1910: The Great Migration
By 1910, white control of southern rural America, enforced by Jim Crow laws, made life for African Americans in the South intolerable. Hoping to find more freedom and better economic opportunity elsewhere, many African Americans moved with family and friends to the cities, especially border and northern cities. This mass movement became known as the First Great Migration (Thompson Fullilove, 2016, p. 23; Tolnay, 2003, p. 210). Sociologist Stewart Tolnay wrote of the tremendous impact of the Great Migration:
As the Great Migration proceeded, the South suffered substantial losses of its native-born black population, with over 2.5 million southern-born blacks living outside of the region by 1950 and over 4 million by 1980… Thus, in purely demographic terms, the Great Migration produced a dramatic geographic redistribution of the African American population. (p. 210)
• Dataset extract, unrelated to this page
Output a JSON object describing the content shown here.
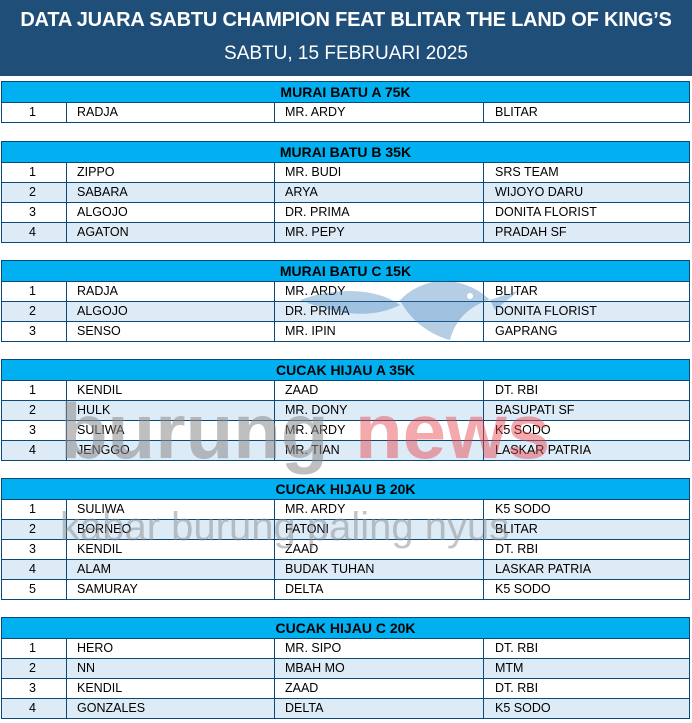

As a border city, Baltimore experienced an influx of African Americans during this period. Their presence was not welcomed by everyone.
When faced with the growing number of African Americans entering the city, Baltimore’s Mayor J. Barry Mahool stated that “Blacks should be quarantined in isolated slums in order to reduce the incidence of civil disturbance, to prevent the spread of communicable disease into nearby white neighborhoods, and to protect property values among the White majority” (Rothstein, 2015, p. 205). Such a view revealed that while slavery may have been legally outlawed, the racialized hierarchy behind it had not been. And so, in 1910 when an African American Yale law school graduate purchased a home in a white neighborhood, the city government responded by creating the first race-based residential segregation ordinance in the United States. In 1917 the U.S. Supreme Court found Baltimore’s 1910 ordinance unconstitutional, not because the ordinance discriminated against Black people, but because it limited the freedom of white owners to sell to whom they wished.